Another hesitation. Then: “A storeroom.”

“How much affection did you ever see between us? Did I seem like a father? I’ve got dark, curly hair and eyes. Beth auburn. And Megan’s blond, for God’s sake. Does she even look like me? Look at the eyes. Look!”

He did. He said uncertainly, “I still don’t believe you.”

“No, Daddy! No!”

“You went to see my wife,” Tate continued to Matthews, squeezing Megan’s leg to silence her.

The doctor nodded.

“Well, you’re a therapist. What did you see in Bett’s face when you were talking to her? What was there when she was telling you about us and about Megan?”

Matthews reflected. “I saw… guilt.”

“That’s right,” Tate said. “Guilt.”

Matthews looked from one of his captives to the other.

“Seventeen years ago,” Tate began slowly, speaking to Megan, finally revealing the truth they’d kept from her for all these years, “I was prosecuting cases, making a name for myself.
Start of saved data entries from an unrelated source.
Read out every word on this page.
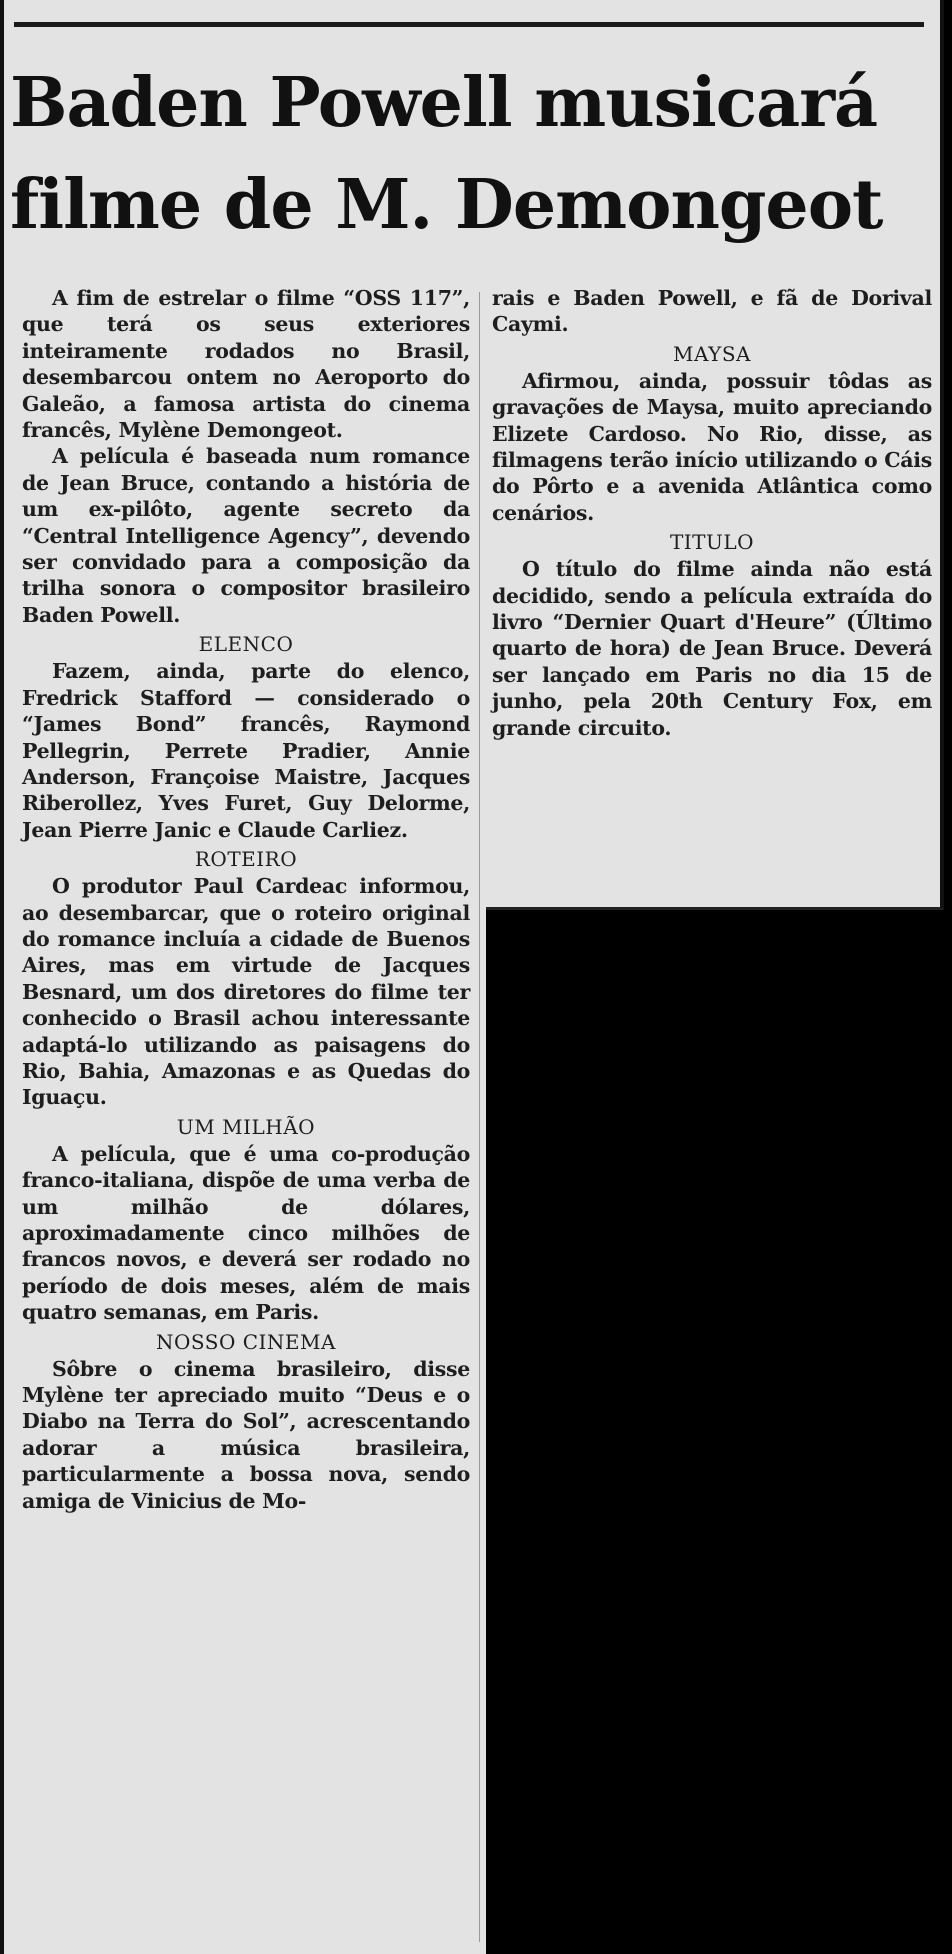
Baden Powell musicará
filme de M. Demongeot

A fim de estrelar o filme “OSS 117”, que terá os seus exteriores inteiramente rodados no Brasil, desembarcou ontem no Aeroporto do Galeão, a famosa artista do cinema francês, Mylène Demongeot.

A película é baseada num romance de Jean Bruce, contando a história de um ex-pilôto, agente secreto da “Central Intelligence Agency”, devendo ser convidado para a composição da trilha sonora o compositor brasileiro Baden Powell.

ELENCO

Fazem, ainda, parte do elenco, Fredrick Stafford — considerado o “James Bond” francês, Raymond Pellegrin, Perrete Pradier, Annie Anderson, Françoise Maistre, Jacques Riberollez, Yves Furet, Guy Delorme, Jean Pierre Janic e Claude Carliez.

ROTEIRO

O produtor Paul Cardeac informou, ao desembarcar, que o roteiro original do romance incluía a cidade de Buenos Aires, mas em virtude de Jacques Besnard, um dos diretores do filme ter conhecido o Brasil achou interessante adaptá-lo utilizando as paisagens do Rio, Bahia, Amazonas e as Quedas do Iguaçu.

UM MILHÃO

A película, que é uma co-produção franco-italiana, dispõe de uma verba de um milhão de dólares, aproximadamente cinco milhões de francos novos, e deverá ser rodado no período de dois meses, além de mais quatro semanas, em Paris.

NOSSO CINEMA

Sôbre o cinema brasileiro, disse Mylène ter apreciado muito “Deus e o Diabo na Terra do Sol”, acrescentando adorar a música brasileira, particularmente a bossa nova, sendo amiga de Vinicius de Mo-

rais e Baden Powell, e fã de Dorival Caymi.

MAYSA

Afirmou, ainda, possuir tôdas as gravações de Maysa, muito apreciando Elizete Cardoso. No Rio, disse, as filmagens terão início utilizando o Cáis do Pôrto e a avenida Atlântica como cenários.

TITULO

O título do filme ainda não está decidido, sendo a película extraída do livro “Dernier Quart d'Heure” (Último quarto de hora) de Jean Bruce. Deverá ser lançado em Paris no dia 15 de junho, pela 20th Century Fox, em grande circuito.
The Washington Post called me the hottest young prosecutor in the commonwealth. I’d take on every assignment that came into the office. I was working eighty hours a week. I got home to your mother on weekends at best. I’d go for three or four days in a row and hardly even call. I was trying to be my grandfather The lawyer-farmer-patriarch. I’d be a local celebrity. We’d have a huge family, an old manse. Sunday di

He took a deep breath, “That was when your aunt Susan had her first bad heart attack. She was in the hospital for a month and mostly bedridden after that.”

“What are you saying?” Megan whispered.